The MetNews yesterday also obtained the comments of Los Angeles Superior Court Judge Gregory Dohi, who complained of “survey fatigue,” complaining:

“I’ve been asked for my opinion about AOC governance by the Strategic Evaluation Committee, by the California Judges Association, by my own court (twice), and now by the [Executive and Planning]  Committee.
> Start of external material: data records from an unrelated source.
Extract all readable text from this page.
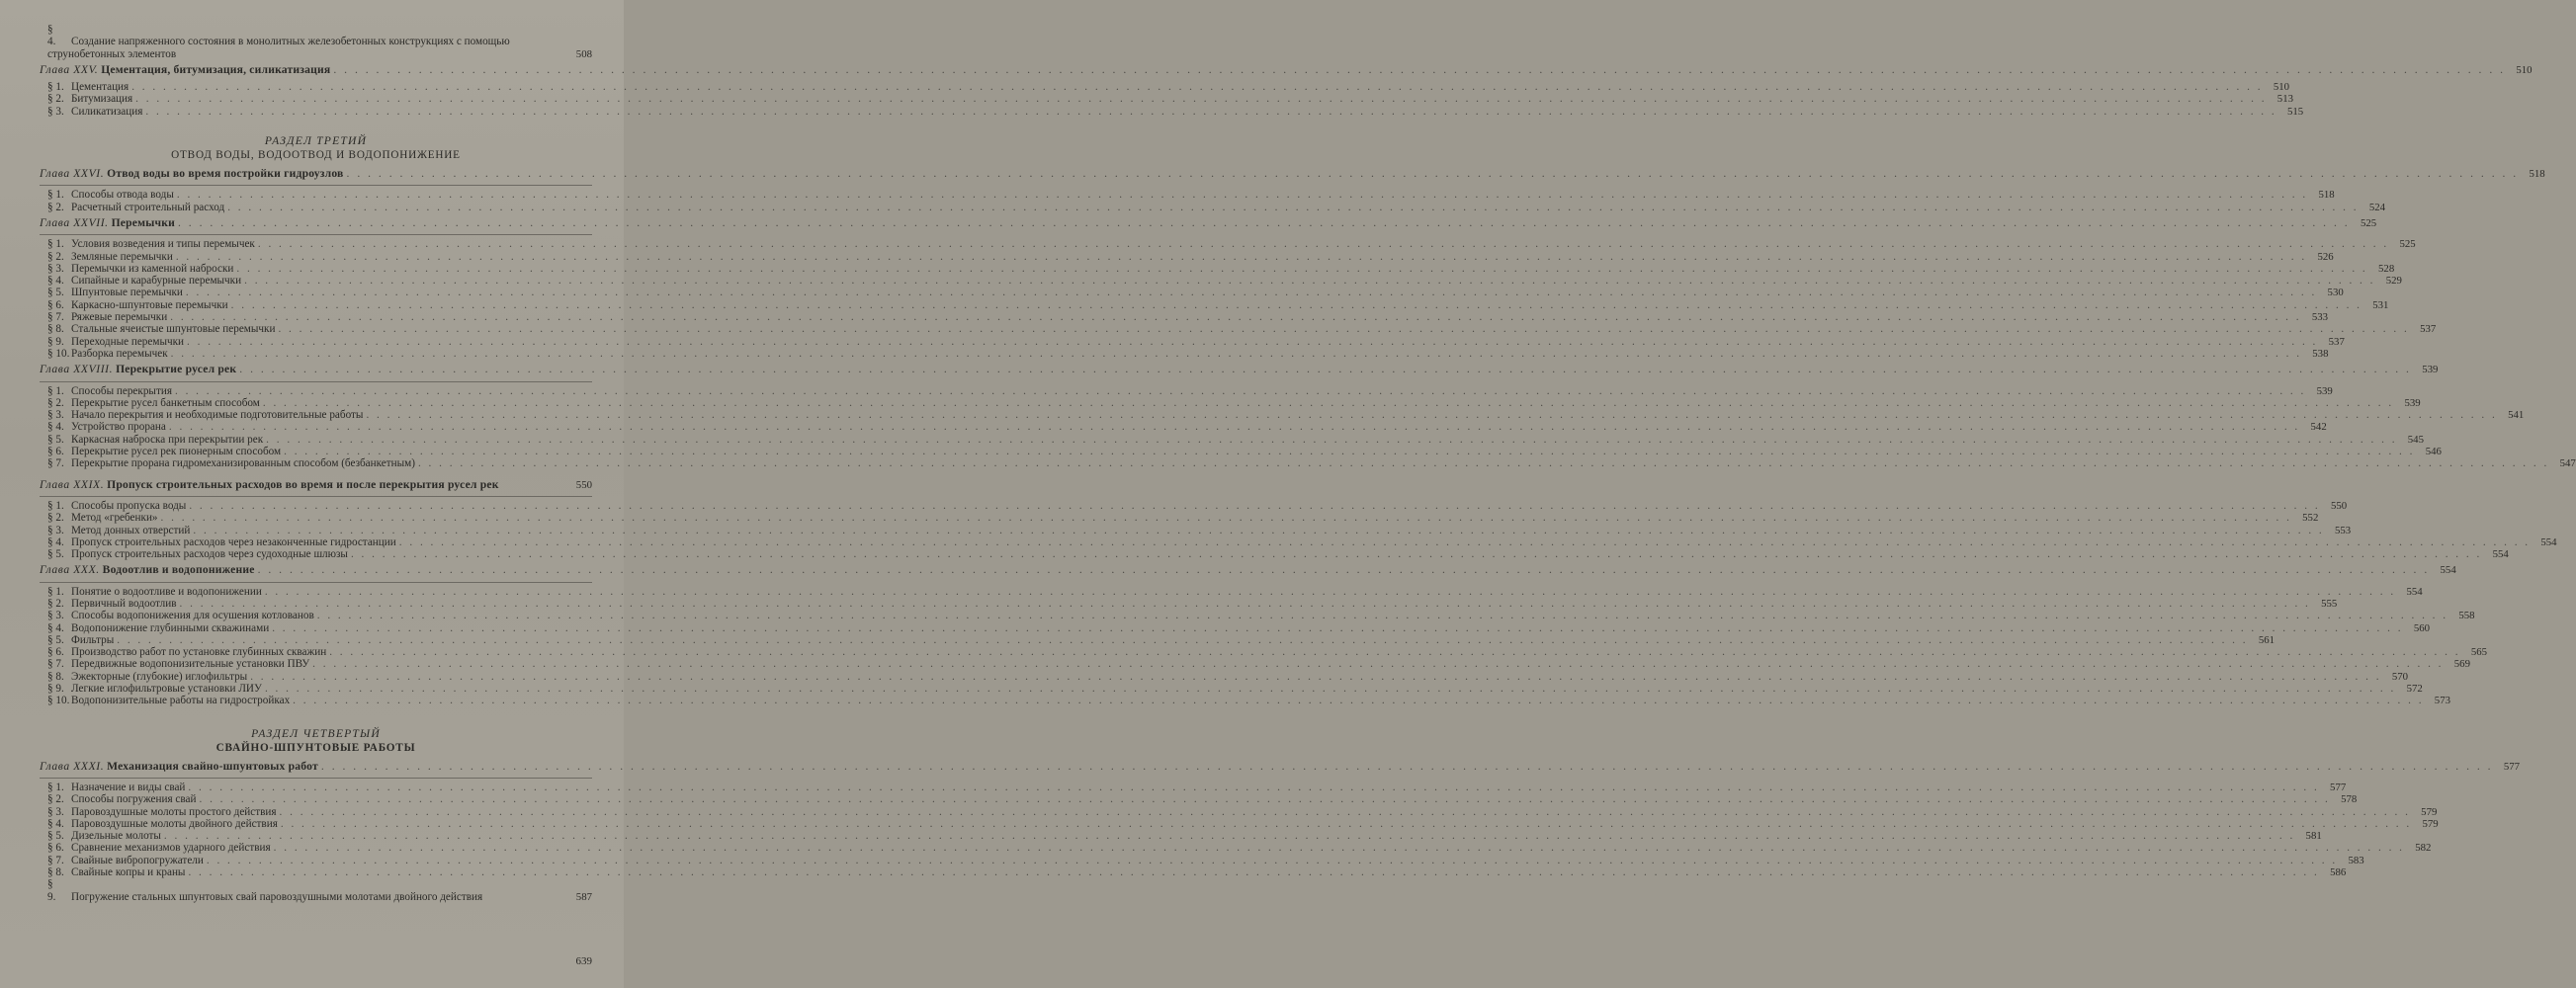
§ 4. Создание напряженного состояния в монолитных железобетонных конструкциях с помощью струнобетонных элементов	508
Глава XXV. Цементация, битумизация, силикатизация . . .	510
§ 1. Цементация . . .	510
§ 2. Битумизация . . .	513
§ 3. Силикатизация . . .	515
РАЗДЕЛ ТРЕТИЙ
ОТВОД ВОДЫ, ВОДООТВОД И ВОДОПОНИЖЕНИЕ
Глава XXVI. Отвод воды во время постройки гидроузлов . . .	518
§ 1. Способы отвода воды . . .	518
§ 2. Расчетный строительный расход . . .	524
Глава XXVII. Перемычки . . .	525
§ 1. Условия возведения и типы перемычек . . .	525
§ 2. Земляные перемычки . . .	526
§ 3. Перемычки из каменной наброски . . .	528
§ 4. Сипайные и карабурные перемычки . . .	529
§ 5. Шпунтовые перемычки . . .	530
§ 6. Каркасно-шпунтовые перемычки . . .	531
§ 7. Ряжевые перемычки . . .	533
§ 8. Стальные ячеистые шпунтовые перемычки . . .	537
§ 9. Переходные перемычки . . .	537
§ 10. Разборка перемычек . . .	538
Глава XXVIII. Перекрытие русел рек . . .	539
§ 1. Способы перекрытия . . .	539
§ 2. Перекрытие русел банкетным способом . . .	539
§ 3. Начало перекрытия и необходимые подготовительные работы . . .	541
§ 4. Устройство прорана . . .	542
§ 5. Каркасная наброска при перекрытии рек . . .	545
§ 6. Перекрытие русел рек пионерным способом . . .	546
§ 7. Перекрытие прорана гидромеханизированным способом (безбанкетным) . . .	547
Глава XXIX. Пропуск строительных расходов во время и после перекрытия русел рек	550
§ 1. Способы пропуска воды . . .	550
§ 2. Метод «гребенки» . . .	552
§ 3. Метод донных отверстий . . .	553
§ 4. Пропуск строительных расходов через незаконченные гидростанции . . .	554
§ 5. Пропуск строительных расходов через судоходные шлюзы . . .	554
Глава XXX. Водоотлив и водопонижение . . .	554
§ 1. Понятие о водоотливе и водопонижении . . .	554
§ 2. Первичный водоотлив . . .	555
§ 3. Способы водопонижения для осушения котлованов . . .	558
§ 4. Водопонижение глубинными скважинами . . .	560
§ 5. Фильтры . . .	561
§ 6. Производство работ по установке глубинных скважин . . .	565
§ 7. Передвижные водопонизительные установки ПВУ . . .	569
§ 8. Эжекторные (глубокие) иглофильтры . . .	570
§ 9. Легкие иглофильтровые установки ЛИУ . . .	572
§ 10. Водопонизительные работы на гидростройках . . .	573
РАЗДЕЛ ЧЕТВЕРТЫЙ
СВАЙНО-ШПУНТОВЫЕ РАБОТЫ
Глава XXXI. Механизация свайно-шпунтовых работ . . .	577
§ 1. Назначение и виды свай . . .	577
§ 2. Способы погружения свай . . .	578
§ 3. Паровоздушные молоты простого действия . . .	579
§ 4. Паровоздушные молоты двойного действия . . .	579
§ 5. Дизельные молоты . . .	581
§ 6. Сравнение механизмов ударного действия . . .	582
§ 7. Свайные вибропогружатели . . .	583
§ 8. Свайные копры и краны . . .	586
§ 9. Погружение стальных шпунтовых свай паровоздушными молотами двойного действия	587
639
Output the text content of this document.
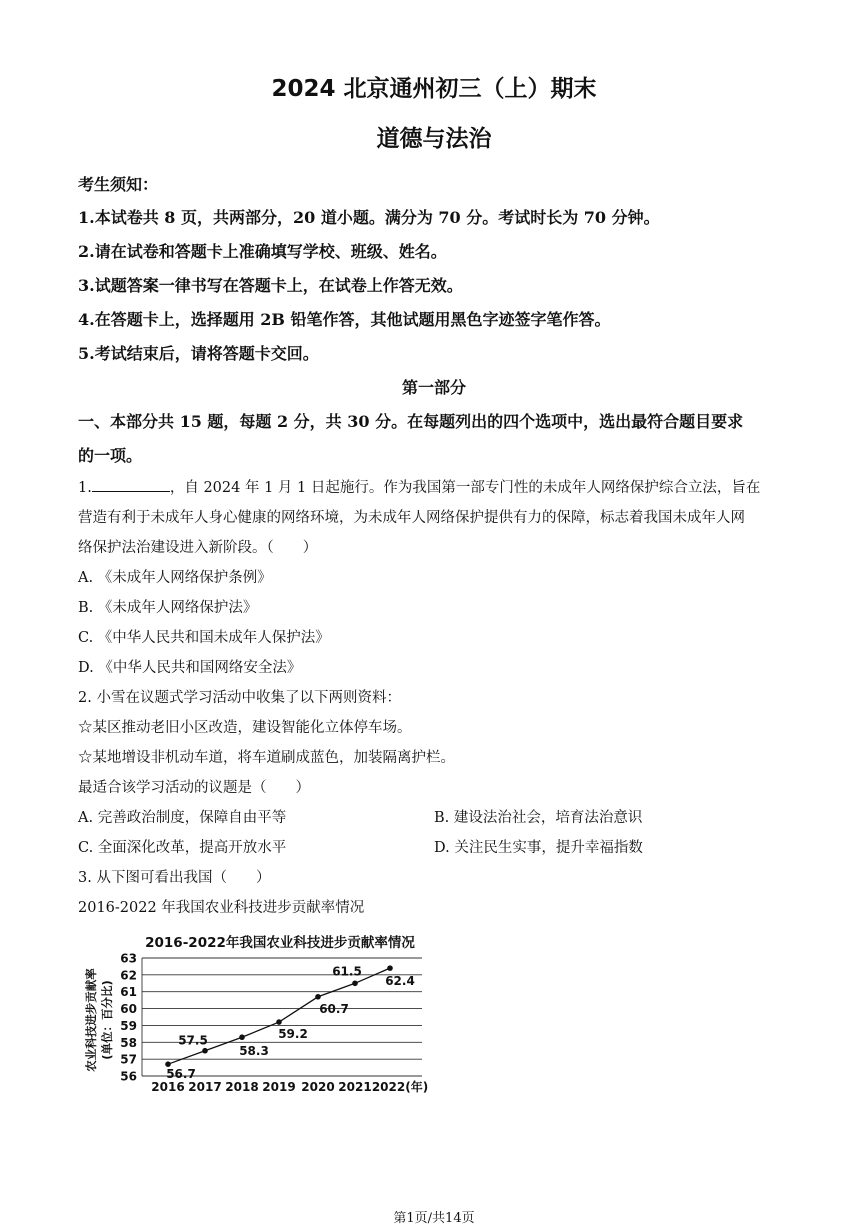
2024 北京通州初三（上）期末
道德与法治
考生须知：
1.本试卷共 8 页，共两部分，20 道小题。满分为 70 分。考试时长为 70 分钟。
2.请在试卷和答题卡上准确填写学校、班级、姓名。
3.试题答案一律书写在答题卡上，在试卷上作答无效。
4.在答题卡上，选择题用 2B 铅笔作答，其他试题用黑色字迹签字笔作答。
5.考试结束后，请将答题卡交回。
第一部分
一、本部分共 15 题，每题 2 分，共 30 分。在每题列出的四个选项中，选出最符合题目要求
的一项。
1.	，自 2024 年 1 月 1 日起施行。作为我国第一部专门性的未成年人网络保护综合立法，旨在
营造有利于未成年人身心健康的网络环境，为未成年人网络保护提供有力的保障，标志着我国未成年人网
络保护法治建设进入新阶段。（　　）
A. 《未成年人网络保护条例》
B. 《未成年人网络保护法》
C. 《中华人民共和国未成年人保护法》
D. 《中华人民共和国网络安全法》
2. 小雪在议题式学习活动中收集了以下两则资料：
☆某区推动老旧小区改造，建设智能化立体停车场。
☆某地增设非机动车道，将车道刷成蓝色，加装隔离护栏。
最适合该学习活动的议题是（　　）
A. 完善政治制度，保障自由平等	B. 建设法治社会，培育法治意识
C. 全面深化改革，提高开放水平	D. 关注民生实事，提升幸福指数
3. 从下图可看出我国（　　）
2016-2022 年我国农业科技进步贡献率情况
2016-2022年我国农业科技进步贡献率情况
农业科技进步贡献率 (单位：百分比)
56
57
58
59
60
61
62
63
2016 2017 2018 2019 2020 2021 2022(年)
56.7
57.5
58.3
59.2
60.7
61.5
62.4
第1页/共14页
I wonder why I bother answering.

“Over the past couple of years, I’ve seen survey answers critical of the AOC diluted with bogus ‘push’ questions...distorted by court leaders...or flat-out disregarded (which is what happened to the overwhelmingly negative comments about CCMS from the large-county trial court IT experts surveyed by the Bureau of State Audits in 2011),” the judge wrote.

 Dohi said he was “against the status quo” and for “the rapid adoption of every recommendation in the SEC report.”

Centralization, he wrote, has failed to produce “the vast economies of scale its architects promised” and “has instead yoked the entire branch to a series of disastrous policies which have drained our coffers and sapped our credibility with the other branches of government.”

The AOC, he said, has devolved into “an agency which features needless scholars in residence and lawyers telecommuting from overseas; which has a house media organ that wastes money on pro-AOC news stories and steadfastly ignores dissenting voices; which stonewalls any attempt at reform; which lobbies the Legislature against positions supported by many, if not most, of the state’s bench officers; which can’t even give us a ballpark figure as to how many people it employs.”

Dohi acknowledged that the AOC does some things well, like judicial education.

“But our court just laid off its juvenile traffic referees...,” he wrote. “We’ve cut back on court reporters for many civil proceedings, which means that poorer litigants are at a serious disadvantage when it comes to appealing adverse rulings. If we could have saved some of those jobs on the front lines by redirecting AOC funding, even funding for judicial education, we should have done it. Hearing cases is our business. Support functions, including judicial education, simply have to take a back seat to line operations.”

The courts, he said, should “send a message to the Legislature and to the public that we own up to the mistakes of the past and that we commit ourselves to making drastic changes” before they find themselves “taping a giant ‘Kick Me Harder; sign to our backs and dancing directly in front of the Legislature’s shod right foot.”